Story by Jennifer Bostian
“I thought you were going to sleep the day away, Dot.” Mother’s red and white gingham apron stretched tight across her big belly. “I’m getting ready to make Crazy Cake. Want to watch?”
I nodded with my whole body, bouncing up and down. Mother only baked for special times. Maybe it was someone’s birthday.
She dragged a chair over to the counter for me to stand on and cranked the handle on the sifter. The grinding noise stirred up promises of something delicious. She measured the flour before dropping it into the mixing bowl. A powdery puff burst into the air and floated down on the counter. I traced my finger through it, clearing a path. I put my finger to my mouth and sucked the flour off. It was soft and smooth but tasted like chalk.
She made three wells in the dry mixture and then added the wet ingredients. It twirled together like magic.

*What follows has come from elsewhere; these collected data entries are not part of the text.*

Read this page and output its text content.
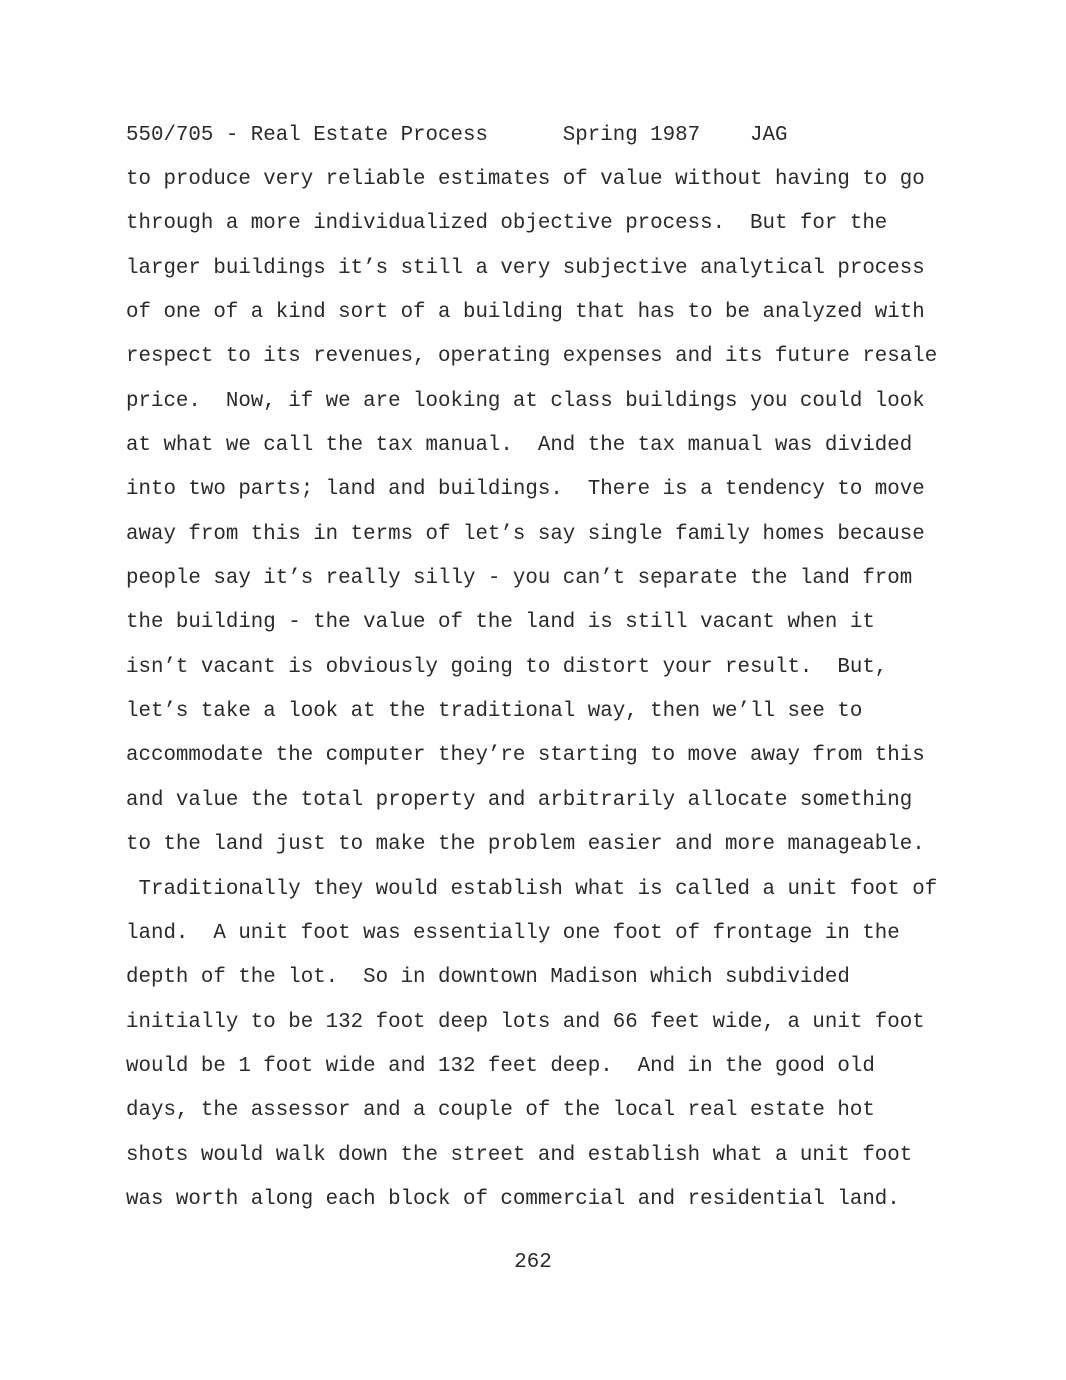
550/705 - Real Estate Process      Spring 1987    JAG
to produce very reliable estimates of value without having to go
through a more individualized objective process.  But for the
larger buildings it’s still a very subjective analytical process
of one of a kind sort of a building that has to be analyzed with
respect to its revenues, operating expenses and its future resale
price.  Now, if we are looking at class buildings you could look
at what we call the tax manual.  And the tax manual was divided
into two parts; land and buildings.  There is a tendency to move
away from this in terms of let’s say single family homes because
people say it’s really silly - you can’t separate the land from
the building - the value of the land is still vacant when it
isn’t vacant is obviously going to distort your result.  But,
let’s take a look at the traditional way, then we’ll see to
accommodate the computer they’re starting to move away from this
and value the total property and arbitrarily allocate something
to the land just to make the problem easier and more manageable.
Traditionally they would establish what is called a unit foot of
land.  A unit foot was essentially one foot of frontage in the
depth of the lot.  So in downtown Madison which subdivided
initially to be 132 foot deep lots and 66 feet wide, a unit foot
would be 1 foot wide and 132 feet deep.  And in the good old
days, the assessor and a couple of the local real estate hot
shots would walk down the street and establish what a unit foot
was worth along each block of commercial and residential land.
262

“Ooohhh - it looks like a ghost!”
“You sure have an imagination, child.”
The phone rang and she went into the front room to answer it. I tried to be as still as a pin, but the air was thick with the smell of chocolate, and my mouth watered. I inched closer, stuck the tip of my index finger into the baking dish and plopped it in my mouth. I meant to have a small taste but the chocolate kept calling to me. Without even realizing it, I shoveled in handful after handful.
Mother’s shoes clomped on the floor in a rush and when she got to me, she whisked the pan away. “Why – you must have eaten half of the batter!”
Her eyes blazed. “This was supposed to be a cake for Mr. Guerney’s funeral dinner. You’ve ruined it!”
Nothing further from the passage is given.